There are simply no words for the devastation of Hurricane Harvey. We have not even begun to understand the loss.
What we do know is that among the wrenching chaos are so many brave souls.
In the event I am involved in any sort of challenging natural disaster, I will be the first to perish. I am unprepared and whiny. If things get dire, feel free to eat me, use as a flotation device, use me for something practical.
Knowing I am next to useless for anything, but maybe sending cash or food and applying a mean Band-Aid when necessary, I am always impressed with the selflessness of skilled volunteers.
I am so glad that there are so many helpers in the world. On that note, as people lament children these days, let us take a moment to note that as Hurricane Harvey ravaged their region.
It is reported that four teenage boys, all high school students in Houston, pulled out a small fishing boat and paddled around rescuing upward of 50 people and numerous pets.
They represent only a small fraction of the many people of all ages who leapt into action even as the rain continued to fall and the water to rise.
Caravans of people brought their personal watercraft to aid in rescue.

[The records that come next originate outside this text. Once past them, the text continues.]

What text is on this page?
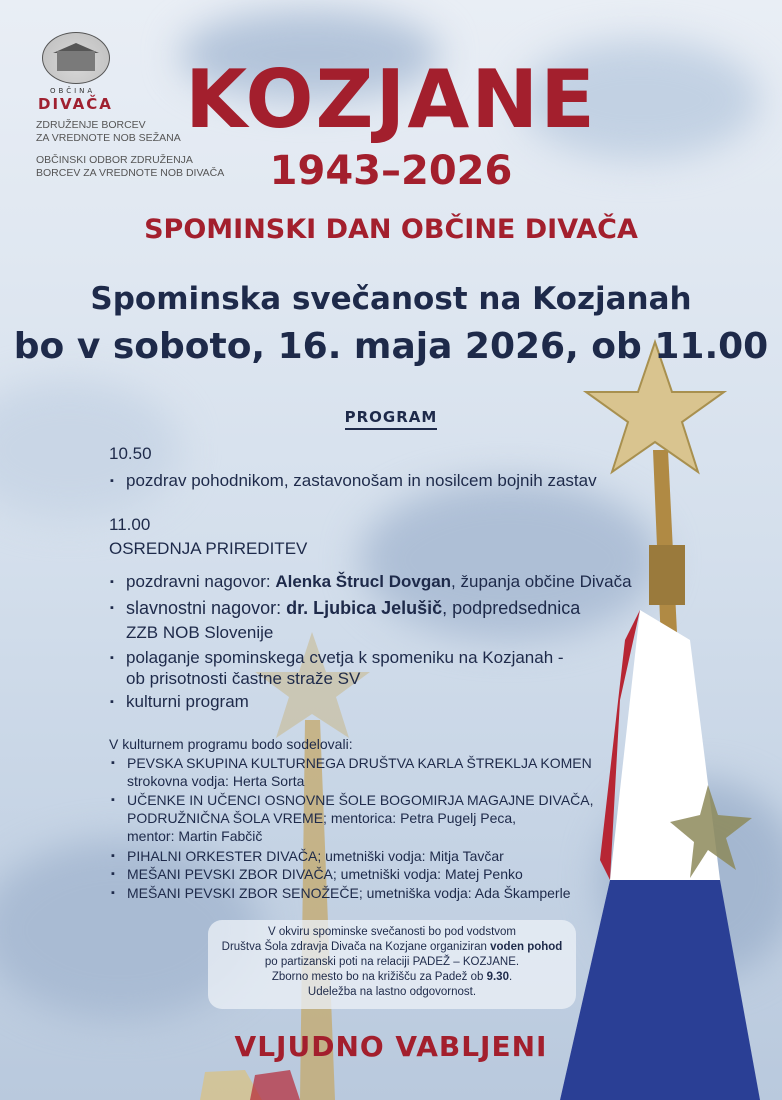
OBČINA
DIVAČA
ZDRUŽENJE BORCEV
ZA VREDNOTE NOB SEŽANA
OBČINSKI ODBOR ZDRUŽENJA
BORCEV ZA VREDNOTE NOB DIVAČA
KOZJANE
1943–2026
SPOMINSKI DAN OBČINE DIVAČA
Spominska svečanost na Kozjanah
bo v soboto, 16. maja 2026, ob 11.00
PROGRAM
10.50
▪ pozdrav pohodnikom, zastavonošam in nosilcem bojnih zastav
11.00
OSREDNJA PRIREDITEV
▪ pozdravni nagovor: Alenka Štrucl Dovgan, županja občine Divača
▪ slavnostni nagovor: dr. Ljubica Jelušič, podpredsednica
ZZB NOB Slovenije
▪ polaganje spominskega cvetja k spomeniku na Kozjanah -
ob prisotnosti častne straže SV
▪ kulturni program
V kulturnem programu bodo sodelovali:
▪ PEVSKA SKUPINA KULTURNEGA DRUŠTVA KARLA ŠTREKLJA KOMEN
strokovna vodja: Herta Sorta
▪ UČENKE IN UČENCI OSNOVNE ŠOLE BOGOMIRJA MAGAJNE DIVAČA,
PODRUŽNIČNA ŠOLA VREME; mentorica: Petra Pugelj Peca,
mentor: Martin Fabčič
▪ PIHALNI ORKESTER DIVAČA; umetniški vodja: Mitja Tavčar
▪ MEŠANI PEVSKI ZBOR DIVAČA; umetniški vodja: Matej Penko
▪ MEŠANI PEVSKI ZBOR SENOŽEČE; umetniška vodja: Ada Škamperle
V okviru spominske svečanosti bo pod vodstvom
Društva Šola zdravja Divača na Kozjane organiziran voden pohod
po partizanski poti na relaciji PADEŽ – KOZJANE.
Zborno mesto bo na križišču za Padež ob 9.30.
Udeležba na lastno odgovornost.
VLJUDNO VABLJENI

Many people brought boats knowing there was a risk of damage to their personal watercraft from debris and rising and lowering floodwaters.
Still, they came to save lives. That is the definition of selfless.

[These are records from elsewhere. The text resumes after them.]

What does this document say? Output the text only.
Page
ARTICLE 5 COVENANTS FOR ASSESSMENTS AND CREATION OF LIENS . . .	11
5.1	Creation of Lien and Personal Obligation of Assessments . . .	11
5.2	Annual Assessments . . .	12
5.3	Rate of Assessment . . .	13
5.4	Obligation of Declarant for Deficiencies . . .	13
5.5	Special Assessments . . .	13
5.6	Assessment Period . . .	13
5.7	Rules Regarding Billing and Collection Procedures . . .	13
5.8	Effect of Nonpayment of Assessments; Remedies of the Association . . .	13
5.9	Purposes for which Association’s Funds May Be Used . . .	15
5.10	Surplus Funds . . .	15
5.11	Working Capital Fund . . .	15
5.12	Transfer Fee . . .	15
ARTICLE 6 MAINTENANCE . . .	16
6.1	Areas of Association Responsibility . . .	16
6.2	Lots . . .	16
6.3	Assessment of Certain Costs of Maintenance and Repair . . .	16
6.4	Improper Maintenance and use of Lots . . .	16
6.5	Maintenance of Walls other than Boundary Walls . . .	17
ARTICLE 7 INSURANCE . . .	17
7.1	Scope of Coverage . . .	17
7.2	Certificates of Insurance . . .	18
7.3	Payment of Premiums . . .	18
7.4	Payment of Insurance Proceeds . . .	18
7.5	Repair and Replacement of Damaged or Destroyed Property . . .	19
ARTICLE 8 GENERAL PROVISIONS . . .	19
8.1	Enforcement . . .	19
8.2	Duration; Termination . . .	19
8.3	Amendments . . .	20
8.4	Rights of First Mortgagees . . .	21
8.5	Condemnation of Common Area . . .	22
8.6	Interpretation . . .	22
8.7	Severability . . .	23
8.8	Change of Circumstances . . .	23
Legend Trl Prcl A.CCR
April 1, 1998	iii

For those awaiting rescue, we saw can-do spirit. A young mother tucked her baby into a cozy floating bed fashioned out of a plastic storage tub to literally float her child, Moses style, in safety.

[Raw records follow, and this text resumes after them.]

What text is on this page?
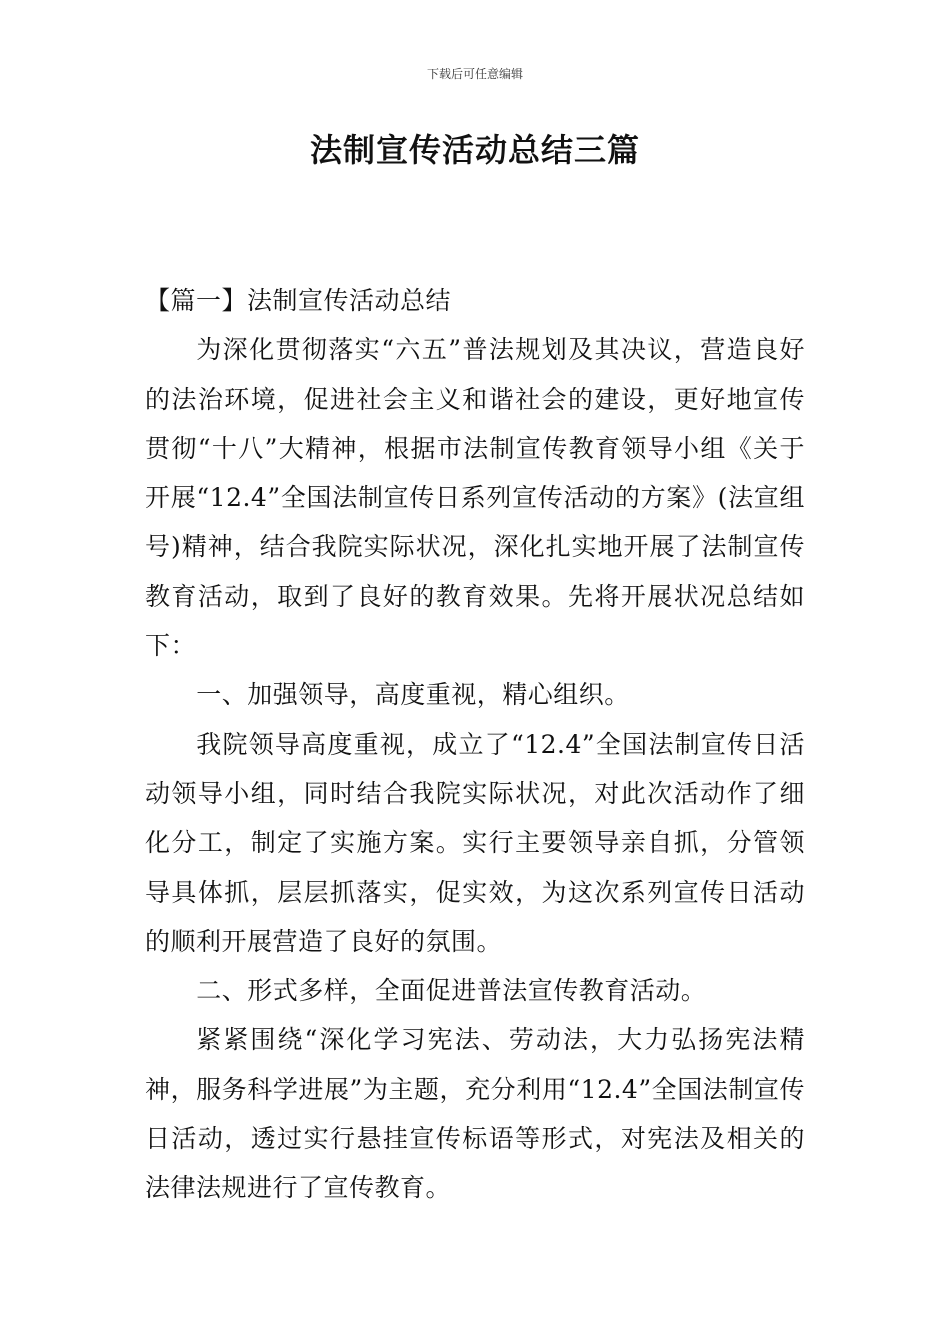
下载后可任意编辑
法制宣传活动总结三篇

【篇一】法制宣传活动总结

为深化贯彻落实“六五”普法规划及其决议，营造良好的法治环境，促进社会主义和谐社会的建设，更好地宣传贯彻“十八”大精神，根据市法制宣传教育领导小组《关于开展“12.4”全国法制宣传日系列宣传活动的方案》(法宣组号)精神，结合我院实际状况，深化扎实地开展了法制宣传教育活动，取到了良好的教育效果。先将开展状况总结如下：

一、加强领导，高度重视，精心组织。

我院领导高度重视，成立了“12.4”全国法制宣传日活动领导小组，同时结合我院实际状况，对此次活动作了细化分工，制定了实施方案。实行主要领导亲自抓，分管领导具体抓，层层抓落实，促实效，为这次系列宣传日活动的顺利开展营造了良好的氛围。

二、形式多样，全面促进普法宣传教育活动。

紧紧围绕“深化学习宪法、劳动法，大力弘扬宪法精神，服务科学进展”为主题，充分利用“12.4”全国法制宣传日活动，透过实行悬挂宣传标语等形式，对宪法及相关的法律法规进行了宣传教育。
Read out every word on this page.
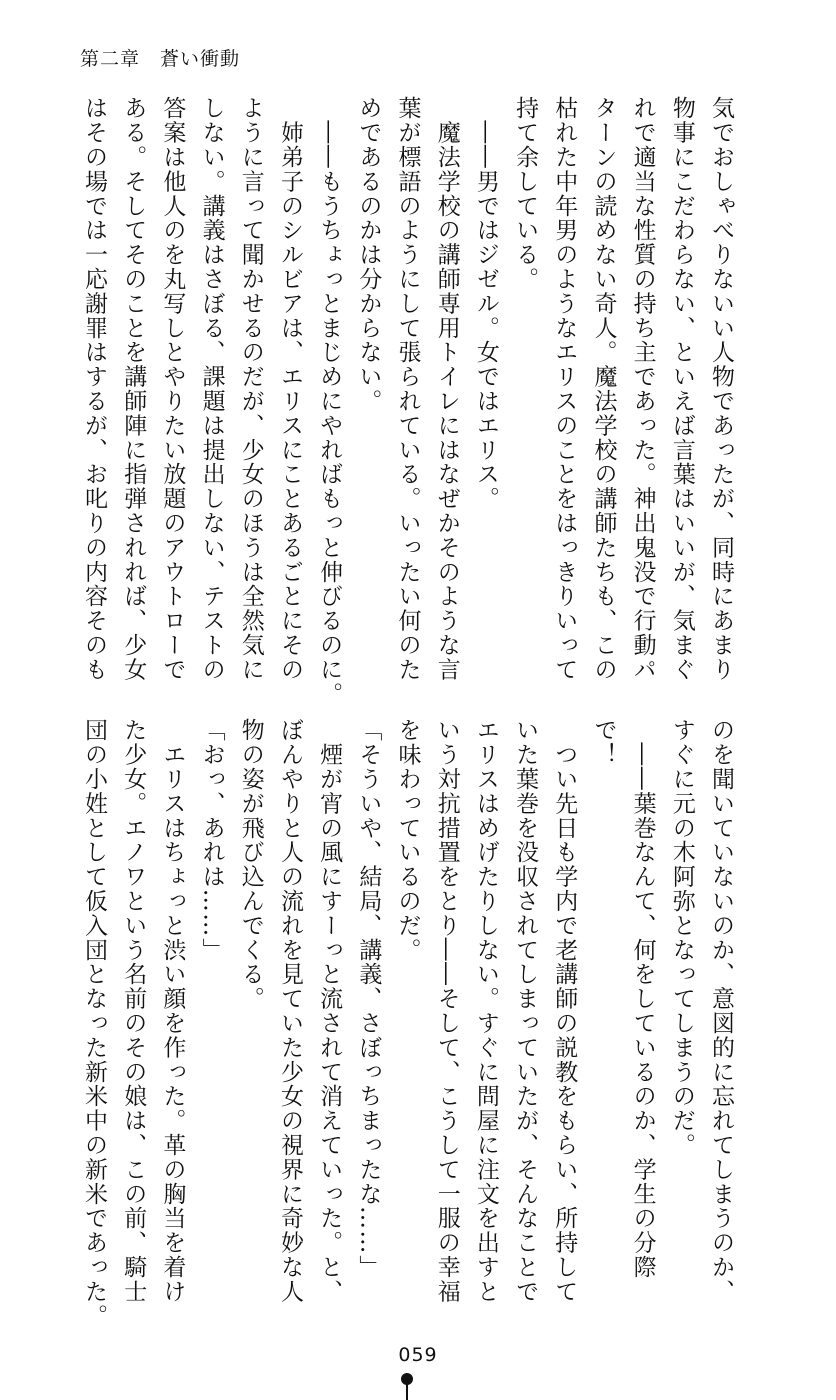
第二章　蒼い衝動
気でおしゃべりないい人物であったが、同時にあまり
物事にこだわらない、といえば言葉はいいが、気まぐ
れで適当な性質の持ち主であった。神出鬼没で行動パ
ターンの読めない奇人。魔法学校の講師たちも、この
枯れた中年男のようなエリスのことをはっきりいって
持て余している。
　――男ではジゼル。女ではエリス。
　魔法学校の講師専用トイレにはなぜかそのような言
葉が標語のようにして張られている。いったい何のた
めであるのかは分からない。
　――もうちょっとまじめにやればもっと伸びるのに。
　姉弟子のシルビアは、エリスにことあるごとにその
ように言って聞かせるのだが、少女のほうは全然気に
しない。講義はさぼる、課題は提出しない、テストの
答案は他人のを丸写しとやりたい放題のアウトローで
ある。そしてそのことを講師陣に指弾されれば、少女
はその場では一応謝罪はするが、お叱りの内容そのも
のを聞いていないのか、意図的に忘れてしまうのか、
すぐに元の木阿弥となってしまうのだ。
　――葉巻なんて、何をしているのか、学生の分際
で！
　つい先日も学内で老講師の説教をもらい、所持して
いた葉巻を没収されてしまっていたが、そんなことで
エリスはめげたりしない。すぐに問屋に注文を出すと
いう対抗措置をとり――そして、こうして一服の幸福
を味わっているのだ。
「そういや、結局、講義、さぼっちまったな……」
　煙が宵の風にすーっと流されて消えていった。と、
ぼんやりと人の流れを見ていた少女の視界に奇妙な人
物の姿が飛び込んでくる。
「おっ、あれは……」
　エリスはちょっと渋い顔を作った。革の胸当を着け
た少女。エノワという名前のその娘は、この前、騎士
団の小姓として仮入団となった新米中の新米であった。
059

That is Mama Bear ingenuity at its finest.
A volunteer carried a young mother clutching a blissfully sleeping baby to her chest. The rescuer did not know the woman. He was not saving his own child. He just waded into a bad situation in hoping of making things better.
This story repeated hundreds and thousands of times over. People jumped in, literally, to assist others.
A smiling woman, making the best of a beyond bad situation, paddled a small boat through her kitchen. The water was cresting her countertops. Still, she grinned knowing she was safe even if the structure around her was not. God bless her.
Another family put their young children to bed on their kitchen counters. Their photo showed the children sprawled out with blankets while the water crept ever higher. Two of the children were clearly laughing.
I hate that this happened to them but thought to myself, those children are going to shine in life. If you can laugh while napping on cabinetry, you’re a pretty resilient soul.
Here in the Midwest, we are safe and dry. We pray for our neighbors in this path and for their comfort, safety and recovery in the aftermath.
All the calamity and column fodder of First World Problems such as the endless kitchen renovation, back to school blues, and wandering livestock aside, may we pray for all those impacted through no fault of their own — and all those helpers who chose to wade in with no thought to their own comfort.
Please keep all lives in the path of a hurricane comfortable and safe.